Nie mój cyrk, nie moja malpa. Not my circus, not my monkey. I’ve heard that this is a Polish maxim, but when I was living in Poland, I never heard it that way. I usually just heard nie moja sprawa.
The monkey line was whimsical and made me chuckle, but I could never remember it at the right time.
A couple weeks ago, I was at a women’s retreat and it was a wonderful time of fellowship and refreshment, everything a retreat should be. As a parallel to the décor of ferns, water fountains, moss, and stones, there was a basket of small stones at the registration table. Every one was supposed to choose a stone and was instructed to carry it with them all the time.
Then someone read the story of the man whom God asked to carry some stones to the top of the hill. On the way, other people asked him to take their stone, and in his good nature, the man accepted. The load got so heavy, he started blaming God for asking so much of him. But God reminded him that He never asked him to take on all the extra stones.
In the retreat, some of us were told to plant stones surreptitiously in people’s bags and laps, to see what the women would do when they discovered more than their own pebble. Unfortunately, I was socializing too much and didn’t drop any stones anywhere. But one busy bee was planting them everywhere. She was sitting beside me in one workshop and afterwards we had this serious conversation, but when I turned my back, there was a hot pebble under my Bible, and the lady was gone.
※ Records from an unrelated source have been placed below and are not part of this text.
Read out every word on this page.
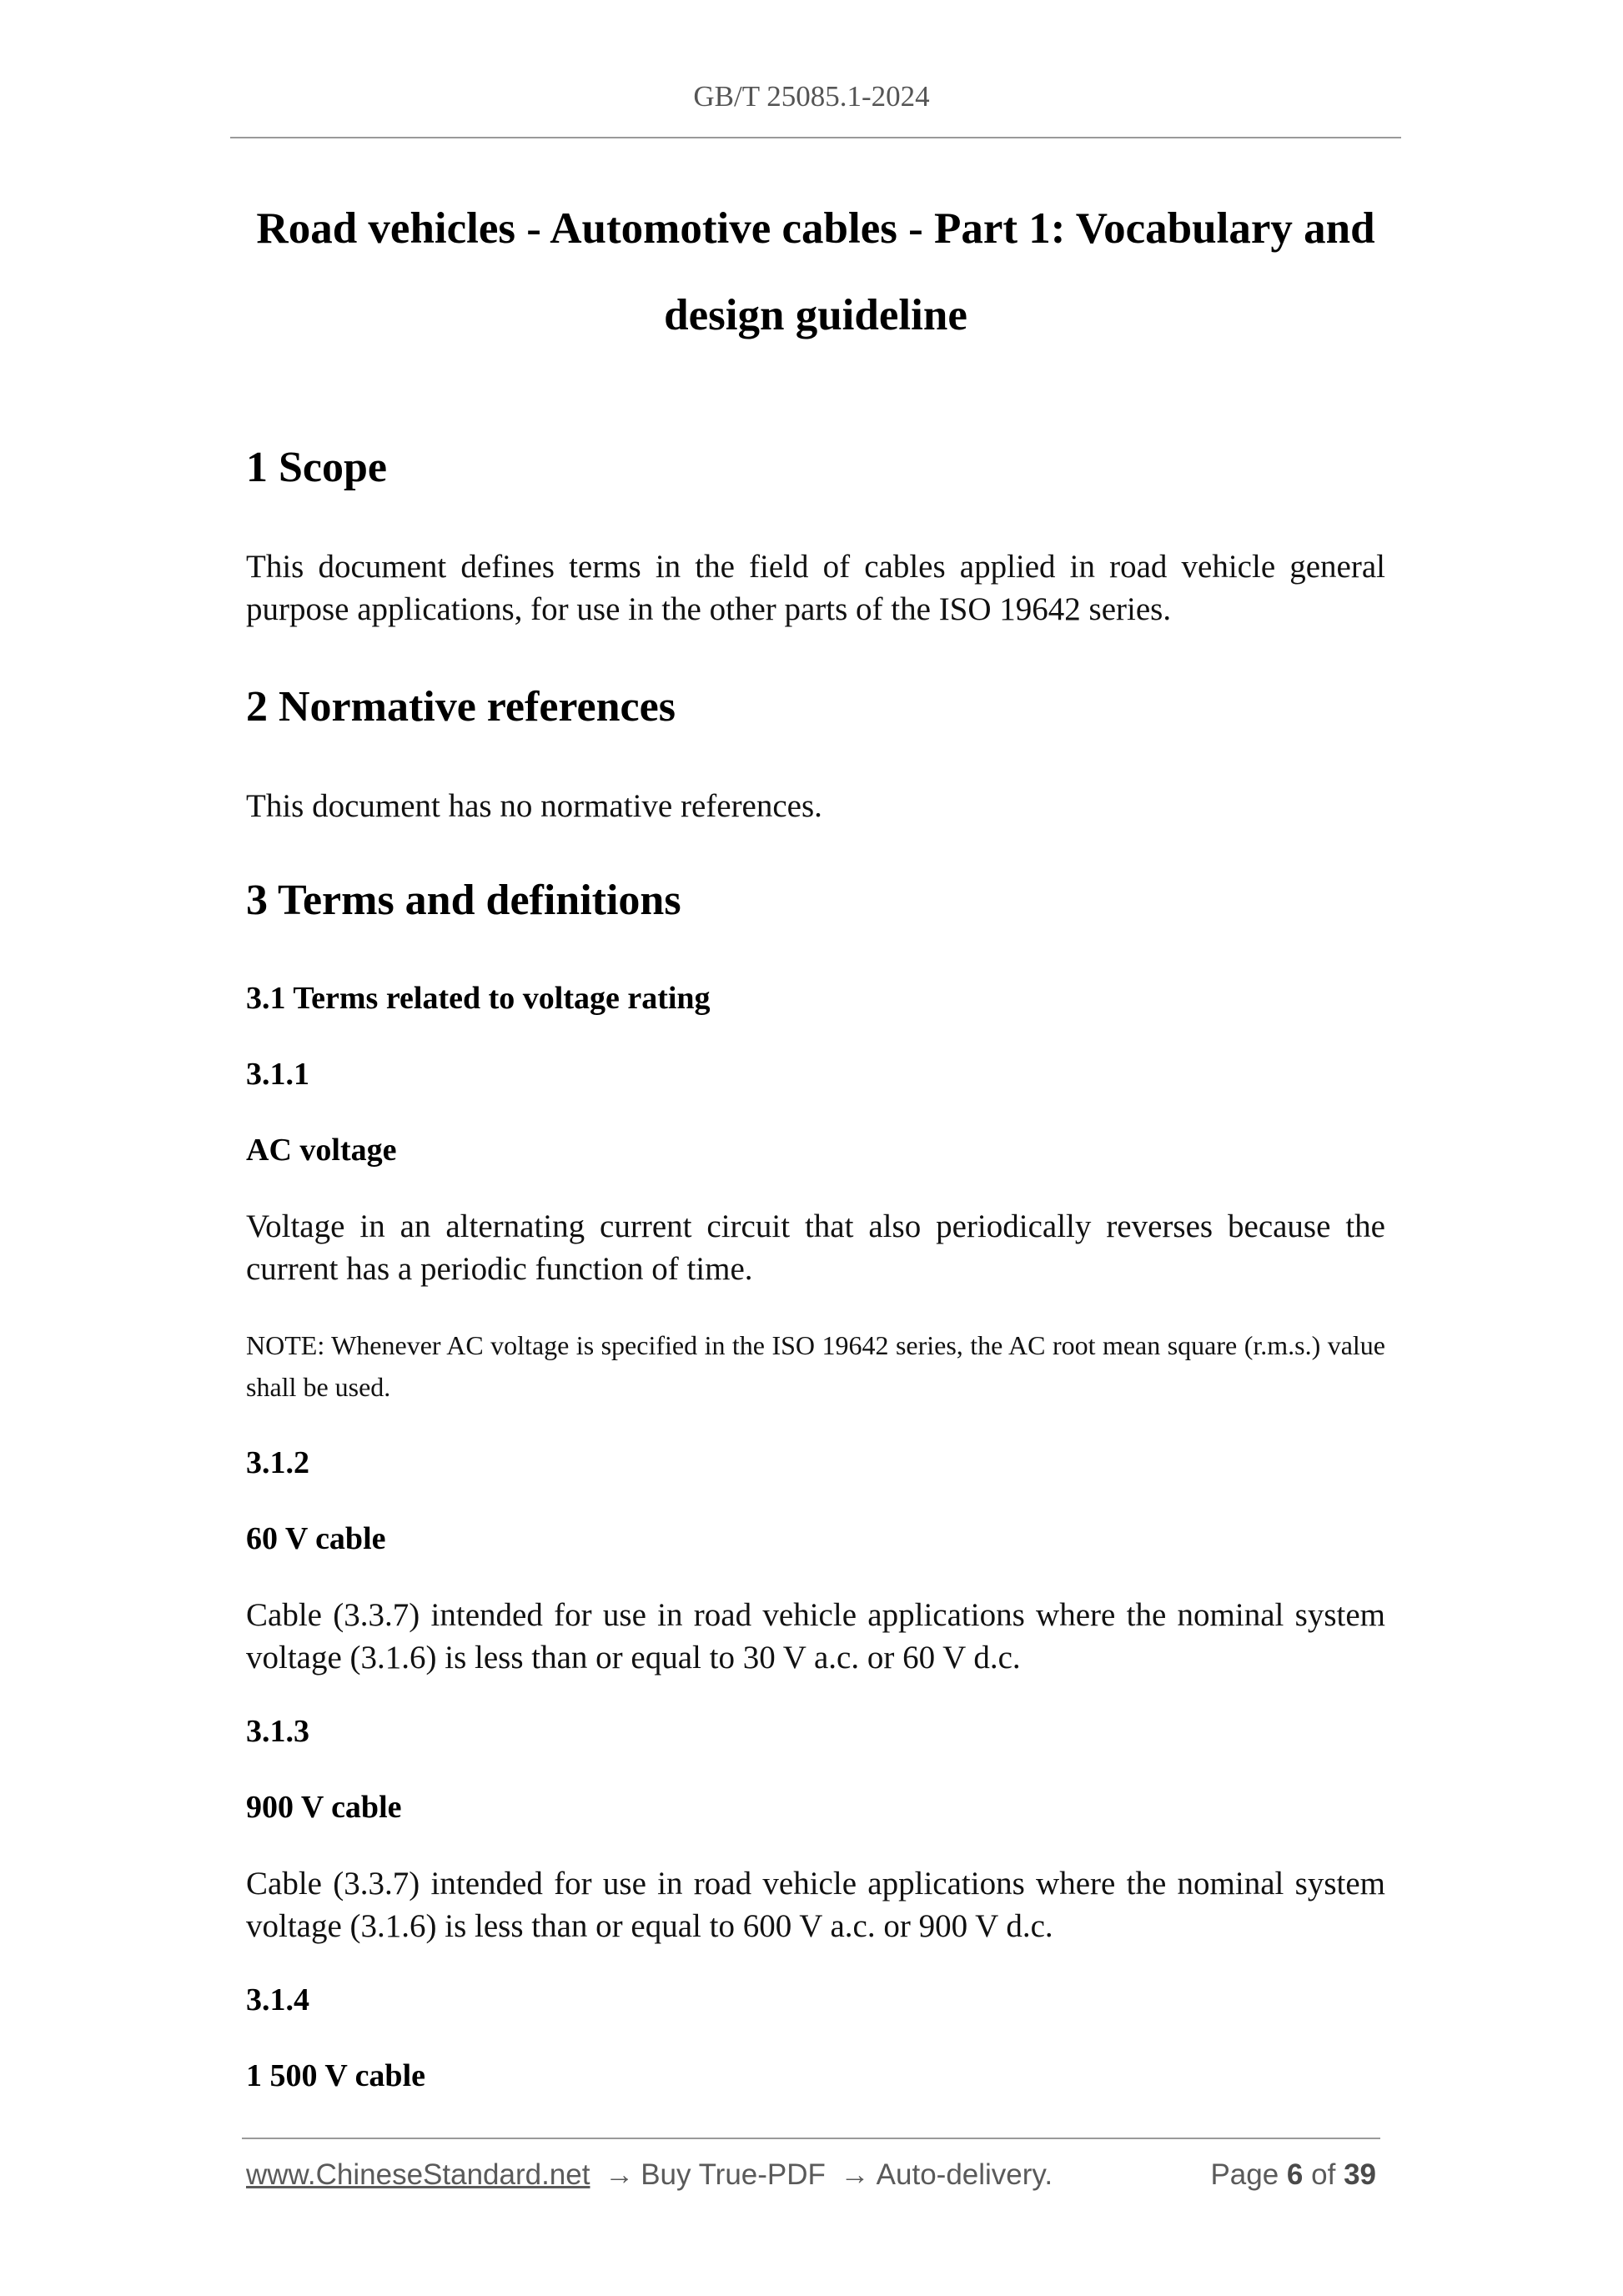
GB/T 25085.1-2024
Road vehicles - Automotive cables - Part 1: Vocabulary and
design guideline
1 Scope

This document defines terms in the field of cables applied in road vehicle general purpose applications, for use in the other parts of the ISO 19642 series.

2 Normative references

This document has no normative references.

3 Terms and definitions
3.1 Terms related to voltage rating
3.1.1
AC voltage

Voltage in an alternating current circuit that also periodically reverses because the current has a periodic function of time.

NOTE: Whenever AC voltage is specified in the ISO 19642 series, the AC root mean square (r.m.s.) value shall be used.

3.1.2
60 V cable

Cable (3.3.7) intended for use in road vehicle applications where the nominal system voltage (3.1.6) is less than or equal to 30 V a.c. or 60 V d.c.

3.1.3
900 V cable

Cable (3.3.7) intended for use in road vehicle applications where the nominal system voltage (3.1.6) is less than or equal to 600 V a.c. or 900 V d.c.

3.1.4
1 500 V cable
www.ChineseStandard.net → Buy True-PDF → Auto-delivery.	Page 6 of 39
The pebble was warmed all through, holding its heat from being clenched in her hand, waiting for the right moment. The turkey!
She may or may not have had several handfuls of pebbles mysteriously scattered between her pillow case, sheets, and blanket that night. As always, the laughs are the best part of being together.
A couple days after the retreat, I heard bad news from several places, and it all wanted to paralyze me. Then I thought, No, that’s not my stone to carry.
I care deeply, will listen, pray, stay alert, but put it down. It’s not my stone. There was an extra stone in my bag when I came home, and I pitched it. I took the original one I chose from the basket, wrote my assignment on it with white-out pen, and put it on my desk.
This is my stone, the biggest current assignment that God is ever so gently but persistently asking me to carry. I don’t have room right now to carry any others.